BSP: new digital banks subject to same risk standards as conventional counterparts


MANILA, Philippines — Digital banks that will be put up under the central bank’s new framework for a new category of financial institutions that will operate without physical branches will be subject to the same level of prudential controls and risk mitigation measures as their established conventional counterparts.

Thus said the Bangko Sentral ng Pilipinas after its Monetary Board approved the rules that set the parameters for the policy aimed at bringing as many as 70 percent of the country’s population into the formal banking system in three years’ time.

“Digital banking applicants are expected to have sound digital governance, robust, secure and resilient technology infrastructure, and effective data management strategy and practices,” the central bank said in a statement.

The regulator explained that, despite not having the physical presence of a traditional branch network, digital banks are exposed to the same financial risks faced by conventional banks with potential elevated exposure to cybersecurity and money laundering risks.

“As such, digital banks would be subject to the same prudential requirements applicable to other types of banks with recalibration to be commensurate to their business model and risk profile,” the central bank said.

Earlier this week, the Monetary Board approved the recognition of digital bank as a new bank category that is separate and distinct from the existing bank classifications.
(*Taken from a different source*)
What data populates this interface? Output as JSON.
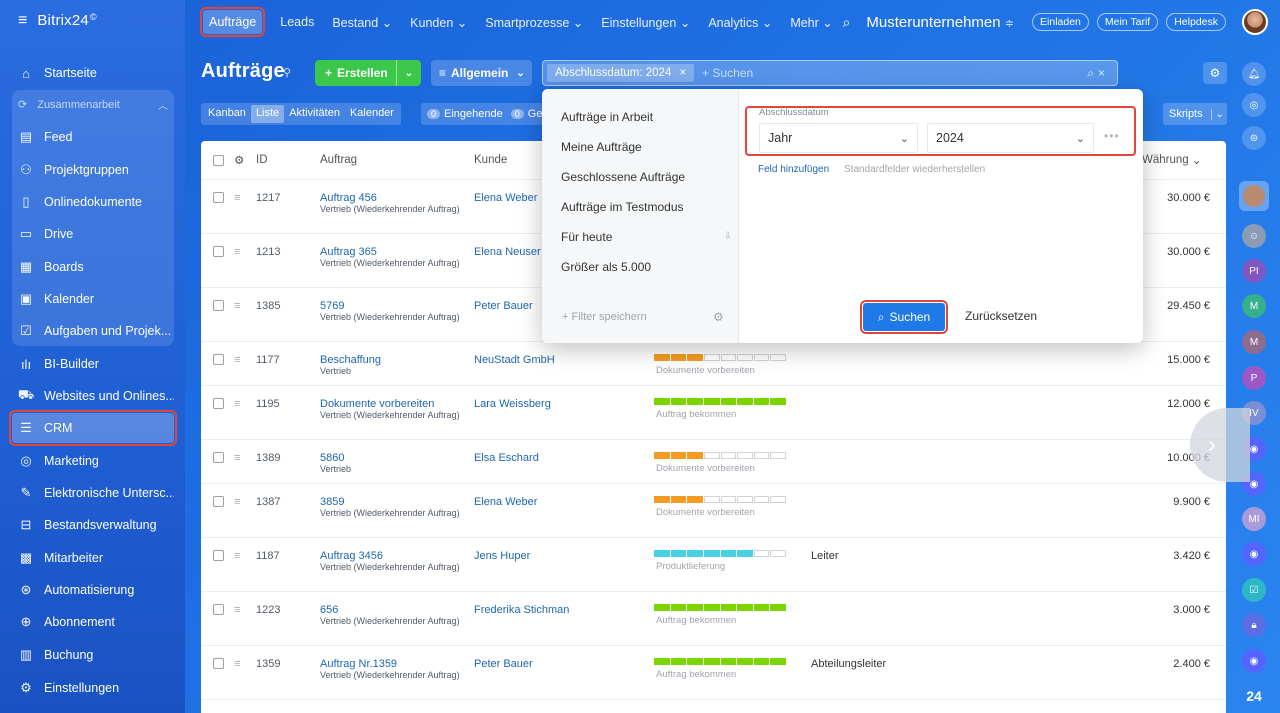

Digital banks are defined as those that offer financial products and services which are processed end-to-end through a digital platform or electronic channels with no physical branches.

Under the central bank’s new framework, digital banks are expected to maintain a principal place of business in the Philippines, despite the absence of branches, to house the offices of management and other support operations and serve as the main hub for customer concerns handling and point of contact for stakeholders, including the BSP and other regulators.

Digital banks are also allowed to tap cash agents and other qualified service providers subject to existing regulations to complement the innovative delivery of financial services.

The Monetary Board has the option to limit the number of digital banks that may be established considering the total number of applications received and the assessment of the overall banking situation.

“Essentially, the BSP is looking to attract players with strong value proposition, sufficient financial strength, technical expertise of management and effective risk management,” Governor Benajmin Diokno said.

The new policy forms part of the BSP’s digital payments transformation roadmap aimed at creating a more streamlined, technology-driven and inclusive financial ecosystem.

“Digital banks will play an important role in the digital financial ecosystem,” the central bank chief said. “We see these banks as additional partners in further promoting market efficiencies and expanding access of Filipinos to a broad range of financial services, bringing us closer to the realization of our target that at least 50 percent of total retail payment transactions have shifted to digital, and 70 percent of adult Filipinos have transaction accounts by year 2023. This is seen to remove sticky points and leapfrog our financial inclusiveness agenda.”